Israel will paint several canvases during an hour-long performance at the Dogwood Arts Festival Opening Celebration on Friday, April 16, at Market Square. His performance will begin at approximately 7 p.m.
Part fine artist, part razzle-dazzle showman, Israel creates paintings on large, often spinning canvases before crowds of thousands at festivals, casinos, corporate affairs, wherever he’s booked.
In minutes, and to thundering musical accompaniment, Israel’s brush-slinging, fingers-smearing attack on a man-size canvas produces a portrait of a celebrity, an animal, a whimsical landscape, or maybe an image created specifically for an event (his past gigs have included the Winter Olympics, the Playboy 50th- anniversary party, and a dinner for President George W. Bush).
Sometimes he paints the image upside down or sideways to keep the audience guessing. His specially mounted canvases can be spun 360 degrees while he works
Israel tells audiences what he is about to paint. The surprise, he says, is when his manic daubs and splatters finally gel into a recognizable image.
“If you have no clue what this guy on stage is doing while music is playing and paint is flying,” he says, “then there is no anxiety inside about what it’s going to be when it’s completed.
“But if I turn around and say I will paint a Frank Sinatra portrait in five minutes, and (then) it doesn’t look like any Frank Sinatra you’ve ever seen, and you see that time is running out, it creates a little anxiety. You’ve got a thrill going on in addition to the motion and everything else.”
The Dogwood Arts Festival performance will include “Hero,” a tribute to people who risk their lives to help others. Israel originally created “Hero” to honor rescue workers following the Sept. 11 terrorist attacks.
The Knoxville performance will also include the premiere of a new work that has Israel simultaneously painting six canvases, which will be put together puzzle-like when completed to reveal a single image.
The seed of the “3-D Art in Concert” performances was planted years ago when Israel took his work to art festivals.
When he had sold all the canvases he brought with him, the artist would “crank up the radio” and make more, sometimes “painting two or three at a time, with multiple brushes and paint cans,” he says.
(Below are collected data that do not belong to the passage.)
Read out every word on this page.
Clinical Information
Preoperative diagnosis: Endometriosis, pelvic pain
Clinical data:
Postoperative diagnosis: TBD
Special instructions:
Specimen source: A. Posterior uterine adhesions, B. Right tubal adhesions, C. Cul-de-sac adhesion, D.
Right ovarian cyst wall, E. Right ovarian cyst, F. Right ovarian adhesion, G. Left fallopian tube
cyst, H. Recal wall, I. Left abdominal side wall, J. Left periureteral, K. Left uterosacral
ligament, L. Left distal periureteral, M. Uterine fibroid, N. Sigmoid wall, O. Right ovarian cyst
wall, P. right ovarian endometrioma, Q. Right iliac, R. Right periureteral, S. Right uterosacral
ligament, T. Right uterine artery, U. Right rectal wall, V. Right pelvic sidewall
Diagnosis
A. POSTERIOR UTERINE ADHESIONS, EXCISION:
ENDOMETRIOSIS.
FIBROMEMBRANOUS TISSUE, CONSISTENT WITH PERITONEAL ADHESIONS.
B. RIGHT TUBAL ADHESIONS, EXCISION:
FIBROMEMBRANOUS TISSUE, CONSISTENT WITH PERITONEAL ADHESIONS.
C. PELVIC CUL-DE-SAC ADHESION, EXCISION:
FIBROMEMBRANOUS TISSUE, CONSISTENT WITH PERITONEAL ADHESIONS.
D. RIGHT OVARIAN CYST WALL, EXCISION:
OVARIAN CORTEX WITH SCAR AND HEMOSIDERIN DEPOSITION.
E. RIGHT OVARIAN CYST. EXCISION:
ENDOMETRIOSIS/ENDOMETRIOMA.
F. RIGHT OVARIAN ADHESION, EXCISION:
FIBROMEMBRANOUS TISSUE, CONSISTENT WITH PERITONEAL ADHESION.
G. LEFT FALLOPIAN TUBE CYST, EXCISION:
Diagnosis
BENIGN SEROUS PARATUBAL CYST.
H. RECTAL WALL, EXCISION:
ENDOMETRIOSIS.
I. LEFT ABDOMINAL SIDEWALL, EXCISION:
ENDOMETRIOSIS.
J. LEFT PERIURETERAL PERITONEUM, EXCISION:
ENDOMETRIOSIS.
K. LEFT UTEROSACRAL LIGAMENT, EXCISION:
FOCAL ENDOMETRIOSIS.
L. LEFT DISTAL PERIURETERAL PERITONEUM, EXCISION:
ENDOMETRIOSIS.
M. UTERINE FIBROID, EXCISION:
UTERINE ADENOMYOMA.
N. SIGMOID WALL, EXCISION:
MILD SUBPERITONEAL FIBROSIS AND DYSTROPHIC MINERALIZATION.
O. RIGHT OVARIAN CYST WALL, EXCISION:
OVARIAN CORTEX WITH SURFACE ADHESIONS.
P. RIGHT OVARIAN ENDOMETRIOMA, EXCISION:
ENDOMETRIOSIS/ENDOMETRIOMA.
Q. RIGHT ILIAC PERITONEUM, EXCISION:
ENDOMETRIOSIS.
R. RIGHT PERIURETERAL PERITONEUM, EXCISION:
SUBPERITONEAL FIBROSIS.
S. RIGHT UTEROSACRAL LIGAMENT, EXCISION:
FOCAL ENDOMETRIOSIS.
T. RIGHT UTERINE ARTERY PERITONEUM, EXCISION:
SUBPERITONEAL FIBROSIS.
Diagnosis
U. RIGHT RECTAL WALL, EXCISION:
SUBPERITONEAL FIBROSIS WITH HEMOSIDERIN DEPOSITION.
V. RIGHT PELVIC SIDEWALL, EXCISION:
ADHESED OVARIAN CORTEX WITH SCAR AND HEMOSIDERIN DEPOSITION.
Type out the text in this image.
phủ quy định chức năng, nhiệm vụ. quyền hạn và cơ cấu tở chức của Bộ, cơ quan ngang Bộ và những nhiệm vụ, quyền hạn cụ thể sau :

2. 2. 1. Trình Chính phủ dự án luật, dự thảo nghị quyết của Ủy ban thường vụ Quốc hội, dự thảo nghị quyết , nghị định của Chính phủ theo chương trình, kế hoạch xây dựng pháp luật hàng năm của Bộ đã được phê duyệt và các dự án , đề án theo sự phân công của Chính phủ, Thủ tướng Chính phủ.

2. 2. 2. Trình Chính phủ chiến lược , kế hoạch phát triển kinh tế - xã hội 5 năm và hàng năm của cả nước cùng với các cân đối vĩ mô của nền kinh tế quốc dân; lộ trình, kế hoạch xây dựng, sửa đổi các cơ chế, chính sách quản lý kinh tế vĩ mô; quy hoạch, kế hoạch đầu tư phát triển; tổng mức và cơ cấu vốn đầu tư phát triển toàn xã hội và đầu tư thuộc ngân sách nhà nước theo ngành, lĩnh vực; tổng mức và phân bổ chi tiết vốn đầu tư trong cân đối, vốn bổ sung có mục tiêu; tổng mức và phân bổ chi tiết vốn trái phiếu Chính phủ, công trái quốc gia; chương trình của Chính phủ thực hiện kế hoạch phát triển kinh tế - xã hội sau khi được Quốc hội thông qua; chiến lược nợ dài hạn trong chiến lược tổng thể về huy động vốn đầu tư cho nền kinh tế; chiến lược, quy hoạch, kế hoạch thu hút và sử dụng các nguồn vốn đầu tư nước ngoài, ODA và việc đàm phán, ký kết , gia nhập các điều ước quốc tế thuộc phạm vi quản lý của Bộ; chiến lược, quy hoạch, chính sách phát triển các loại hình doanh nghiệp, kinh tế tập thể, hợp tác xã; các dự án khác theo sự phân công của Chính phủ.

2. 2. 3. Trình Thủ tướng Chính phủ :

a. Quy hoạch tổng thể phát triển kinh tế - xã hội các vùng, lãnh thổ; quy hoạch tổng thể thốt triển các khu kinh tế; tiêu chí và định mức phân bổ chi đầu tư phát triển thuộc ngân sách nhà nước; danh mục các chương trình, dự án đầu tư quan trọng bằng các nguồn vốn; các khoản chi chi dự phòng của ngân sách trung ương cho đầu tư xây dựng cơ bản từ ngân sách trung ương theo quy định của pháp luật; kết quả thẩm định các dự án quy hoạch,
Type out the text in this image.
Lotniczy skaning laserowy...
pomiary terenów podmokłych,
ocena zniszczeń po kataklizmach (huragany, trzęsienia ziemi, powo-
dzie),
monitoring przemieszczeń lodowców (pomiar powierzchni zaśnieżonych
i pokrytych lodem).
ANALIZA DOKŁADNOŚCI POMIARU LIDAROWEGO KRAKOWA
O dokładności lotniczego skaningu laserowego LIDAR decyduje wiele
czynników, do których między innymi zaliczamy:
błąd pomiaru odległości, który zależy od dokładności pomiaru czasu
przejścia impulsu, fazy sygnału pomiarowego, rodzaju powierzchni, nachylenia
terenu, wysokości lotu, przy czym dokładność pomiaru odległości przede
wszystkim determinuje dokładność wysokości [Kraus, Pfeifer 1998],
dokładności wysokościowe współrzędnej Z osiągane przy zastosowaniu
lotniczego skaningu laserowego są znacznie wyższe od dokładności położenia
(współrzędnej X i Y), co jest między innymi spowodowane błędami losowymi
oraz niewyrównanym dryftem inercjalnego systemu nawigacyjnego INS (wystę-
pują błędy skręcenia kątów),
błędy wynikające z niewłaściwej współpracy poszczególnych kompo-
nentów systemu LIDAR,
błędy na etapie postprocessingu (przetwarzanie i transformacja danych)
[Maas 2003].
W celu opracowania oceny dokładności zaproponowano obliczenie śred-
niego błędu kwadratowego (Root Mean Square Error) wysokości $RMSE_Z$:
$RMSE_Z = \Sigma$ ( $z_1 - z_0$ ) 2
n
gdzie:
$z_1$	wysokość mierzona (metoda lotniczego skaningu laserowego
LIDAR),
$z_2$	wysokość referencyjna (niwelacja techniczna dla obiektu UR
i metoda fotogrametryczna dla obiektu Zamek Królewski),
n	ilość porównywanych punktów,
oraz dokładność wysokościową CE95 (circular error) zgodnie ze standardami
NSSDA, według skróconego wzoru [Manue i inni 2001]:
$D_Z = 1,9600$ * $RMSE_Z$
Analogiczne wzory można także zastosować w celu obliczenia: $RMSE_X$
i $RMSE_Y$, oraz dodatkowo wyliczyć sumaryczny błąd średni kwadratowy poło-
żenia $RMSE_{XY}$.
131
Israel says, “the faster I could paint, the more I could sell.” And the more driving the beat of the music, “the easier it was to move,” he says.
“It’s like a dance almost,” he says of the performance-art style he developed. “It’s like you’re in the artwork.”
The music helps him move, but Israel says he draws energy from the audience as he works. Working alone in a studio is “stagnant,” he says.
Audiences cheer, scream and cry at his performances. Israel says seeing him paint is an experience that will “stay with you for the rest of your life.” And, technically great or not, the artist has no modesty about his work or his future place in art history.
“I guarantee my works will become classics,” he says, “and people will look back at them 10,000 years from now, and they’ll hold meaning.”